The Challenges For Virtual Currencies

Virtual currencies are controversial. Financial regulators worry about their use in money laundering, because the systems often boast about providing the same kind of anonymity as doing business in cash. And Bitcoins became the center of a speculative frenzy in the spring of 2013, when the prices for “coin” rocketed from about $50 to $266 and then back to $90 in a matter of days. Much of the activity stemmed from news that Tyler and Cameron Winklevoss (the twins who sued Mark Zuckerberg, claiming that he stole their idea for Facebook) had become heavy Bitcoin buyers.

Larsen is mindful of the regulatory obstacles, and he maintains that operators of alternative payment systems need to work with regulators on issues like money laundering.

It’s anybody’s guess whether Ripples or any other virtual currency will catch on.
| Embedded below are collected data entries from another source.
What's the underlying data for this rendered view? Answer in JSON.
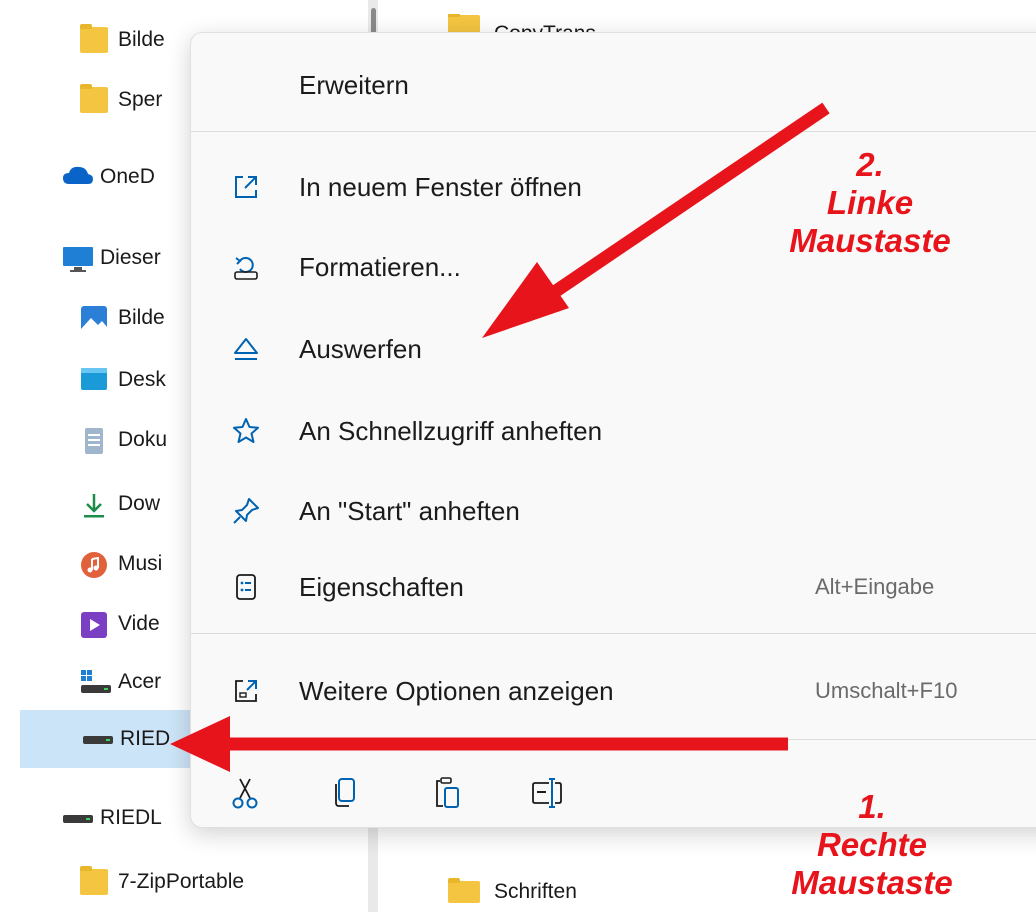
{
  "nav": {
    "items": [
      {
        "label": "Bilde",
        "icon": "folder-icon"
      },
      {
        "label": "Sper",
        "icon": "folder-icon"
      },
      {
        "label": "OneD",
        "icon": "onedrive-cloud-icon"
      },
      {
        "label": "Dieser",
        "icon": "this-pc-monitor-icon"
      },
      {
        "label": "Bilde",
        "icon": "pictures-icon"
      },
      {
        "label": "Desk",
        "icon": "desktop-icon"
      },
      {
        "label": "Doku",
        "icon": "documents-icon"
      },
      {
        "label": "Dow",
        "icon": "downloads-icon"
      },
      {
        "label": "Musi",
        "icon": "music-icon"
      },
      {
        "label": "Vide",
        "icon": "videos-icon"
      },
      {
        "label": "Acer",
        "icon": "system-drive-icon"
      },
      {
        "label": "RIED",
        "icon": "drive-icon"
      },
      {
        "label": "RIEDL",
        "icon": "drive-icon"
      },
      {
        "label": "7-ZipPortable",
        "icon": "folder-icon"
      }
    ]
  },
  "content": {
    "top_item": "CopyTrans",
    "bottom_item": "Schriften"
  },
  "menu": {
    "expand": "Erweitern",
    "open_new_window": "In neuem Fenster öffnen",
    "format": "Formatieren...",
    "eject": "Auswerfen",
    "pin_quick_access": "An Schnellzugriff anheften",
    "pin_start": "An \"Start\" anheften",
    "properties": "Eigenschaften",
    "properties_shortcut": "Alt+Eingabe",
    "more_options": "Weitere Optionen anzeigen",
    "more_options_shortcut": "Umschalt+F10",
    "quick_actions": [
      "scissors-icon",
      "copy-icon",
      "paste-icon",
      "rename-icon"
    ]
  },
  "annotations": {
    "step2": [
      "2.",
      "Linke",
      "Maustaste"
    ],
    "step1": [
      "1.",
      "Rechte",
      "Maustaste"
    ]
  },
  "colors": {
    "annotation_red": "#e8141c",
    "selection_blue": "#cce4f7",
    "accent_blue": "#0063b1"
  }
}
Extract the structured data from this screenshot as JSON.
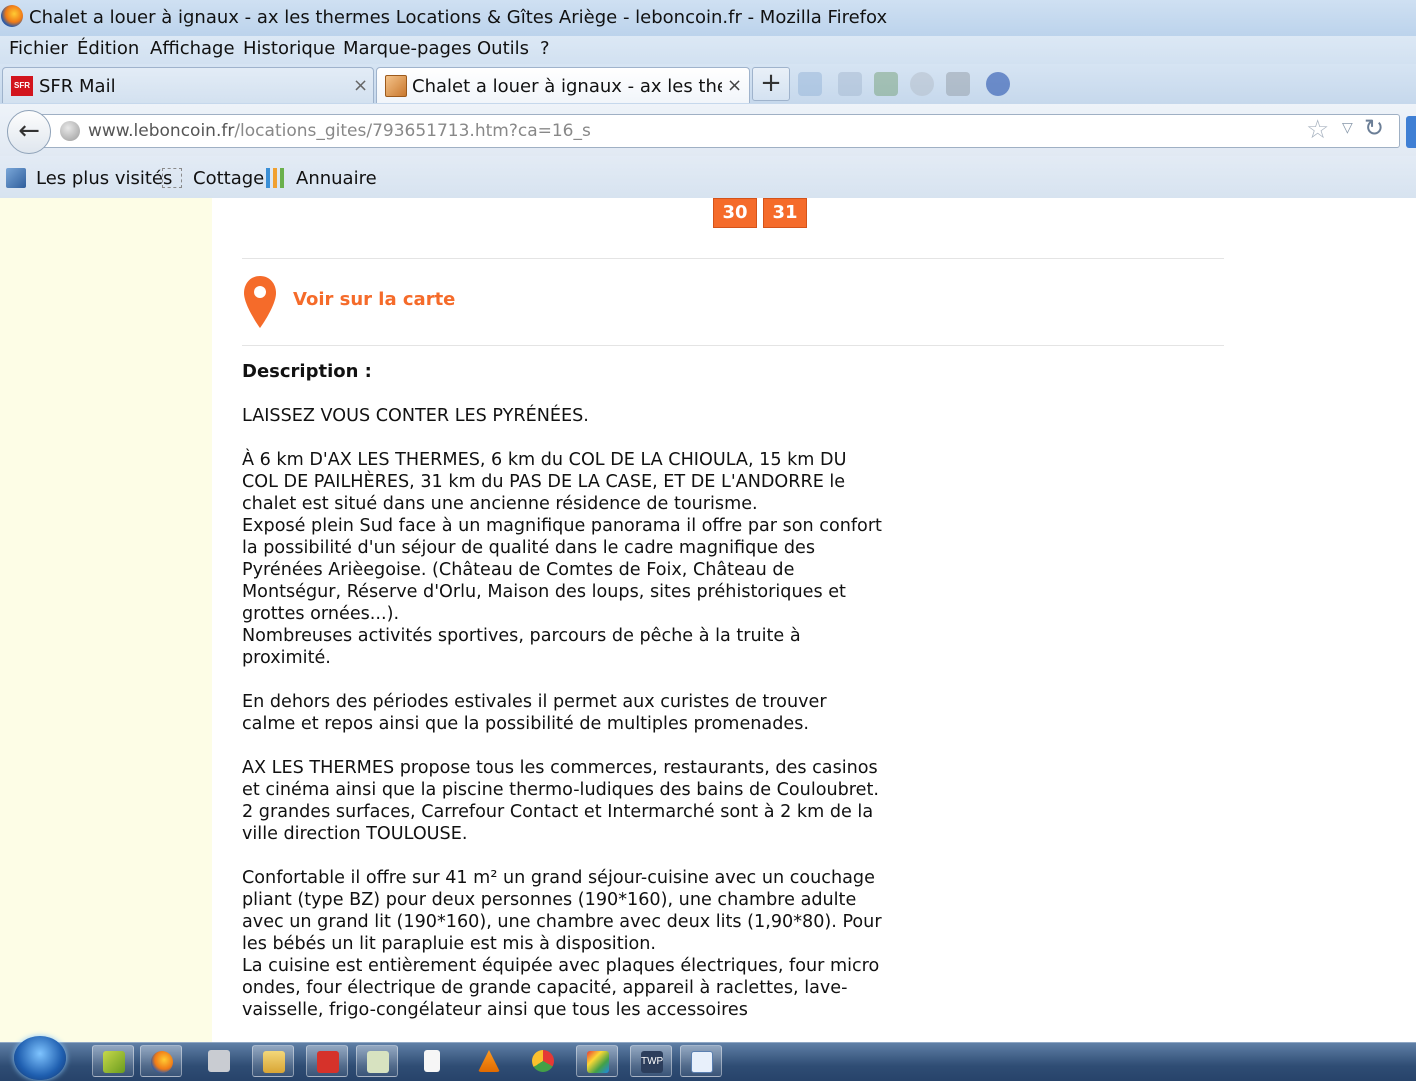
{
  "window": {
    "title": "Chalet a louer à ignaux - ax les thermes Locations & Gîtes Ariège - leboncoin.fr - Mozilla Firefox"
  },
  "menu": {
    "items": [
      "Fichier",
      "Édition",
      "Affichage",
      "Historique",
      "Marque-pages",
      "Outils",
      "?"
    ]
  },
  "tabs": [
    {
      "label": "SFR Mail",
      "close": "×",
      "icon": "sfr-icon"
    },
    {
      "label": "Chalet a louer à ignaux - ax les therm...",
      "close": "×",
      "icon": "package-icon"
    }
  ],
  "new_tab_label": "+",
  "navigation": {
    "url_domain": "www.leboncoin.fr",
    "url_path": "/locations_gites/793651713.htm?ca=16_s"
  },
  "bookmarks": [
    {
      "label": "Les plus visités",
      "icon": "most-visited-icon"
    },
    {
      "label": "Cottage",
      "icon": "folder-dotted-icon"
    },
    {
      "label": "Annuaire",
      "icon": "directory-icon"
    }
  ],
  "calendar": {
    "days": [
      "30",
      "31"
    ],
    "accent_color": "#f56b2a"
  },
  "map_link": "Voir sur la carte",
  "description": {
    "title": "Description :",
    "body": "LAISSEZ VOUS CONTER LES PYRÉNÉES.\n\nÀ 6 km D'AX LES THERMES, 6 km du COL DE LA CHIOULA, 15 km DU COL DE PAILHÈRES, 31 km du PAS DE LA CASE, ET DE L'ANDORRE le chalet est situé dans une ancienne résidence de tourisme.\nExposé plein Sud face à un magnifique panorama il offre par son confort la possibilité d'un séjour de qualité dans le cadre magnifique des Pyrénées Arièegoise. (Château de Comtes de Foix, Château de Montségur, Réserve d'Orlu, Maison des loups, sites préhistoriques et grottes ornées...).\nNombreuses activités sportives, parcours de pêche à la truite à proximité.\n\nEn dehors des périodes estivales il permet aux curistes de trouver calme et repos ainsi que la possibilité de multiples promenades.\n\nAX LES THERMES propose tous les commerces, restaurants, des casinos et cinéma ainsi que la piscine thermo-ludiques des bains de Couloubret.\n2 grandes surfaces, Carrefour Contact et Intermarché sont à 2 km de la ville direction TOULOUSE.\n\nConfortable il offre sur 41 m² un grand séjour-cuisine avec un couchage pliant (type BZ) pour deux personnes (190*160), une chambre adulte avec un grand lit (190*160), une chambre avec deux lits (1,90*80). Pour les bébés un lit parapluie est mis à disposition.\nLa cuisine est entièrement équipée avec plaques électriques, four micro ondes, four électrique de grande capacité, appareil à raclettes, lave-vaisselle, frigo-congélateur ainsi que tous les accessoires"
  },
  "taskbar": {
    "apps": [
      "start-orb",
      "app-icon",
      "firefox-icon",
      "app-icon",
      "file-explorer-icon",
      "pdf-icon",
      "document-icon",
      "blank-document-icon",
      "vlc-icon",
      "app-icon",
      "app-icon",
      "twp-icon",
      "notepad-icon"
    ],
    "twp_label": "TWP"
  }
}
Alternative currencies aren’t new, and sometimes spring up when countries are in financial straits. In the mid-1990s, Russian companies were so strapped for cash that they began paying their bills in IOUs for the products they made: tires, tractors, electricity. The IOUs became so widespread that companies began trading them over a vibrant online secondary market.

The challenge for virtual currencies will be to win market acceptance by getting companies to take payments in “digital cash.” It’s a chicken-and-egg problem. To be stable, a currency needs to have a deep market and widespread acceptance. But to gain such acceptance, a currency has to be stable enough to withstand speculative attacks.

“We live in an era that goes back 150 or 200 years at most, in which the confidence we have in money is that it’s backed by the state,” says Benjamin J. Cohen, a professor of international political economy at the University of California, Santa Barbara, and the author of The Future of Money. “The nub of the issue is how you match the kind of confidence that’s created by the sovereignty of the state.”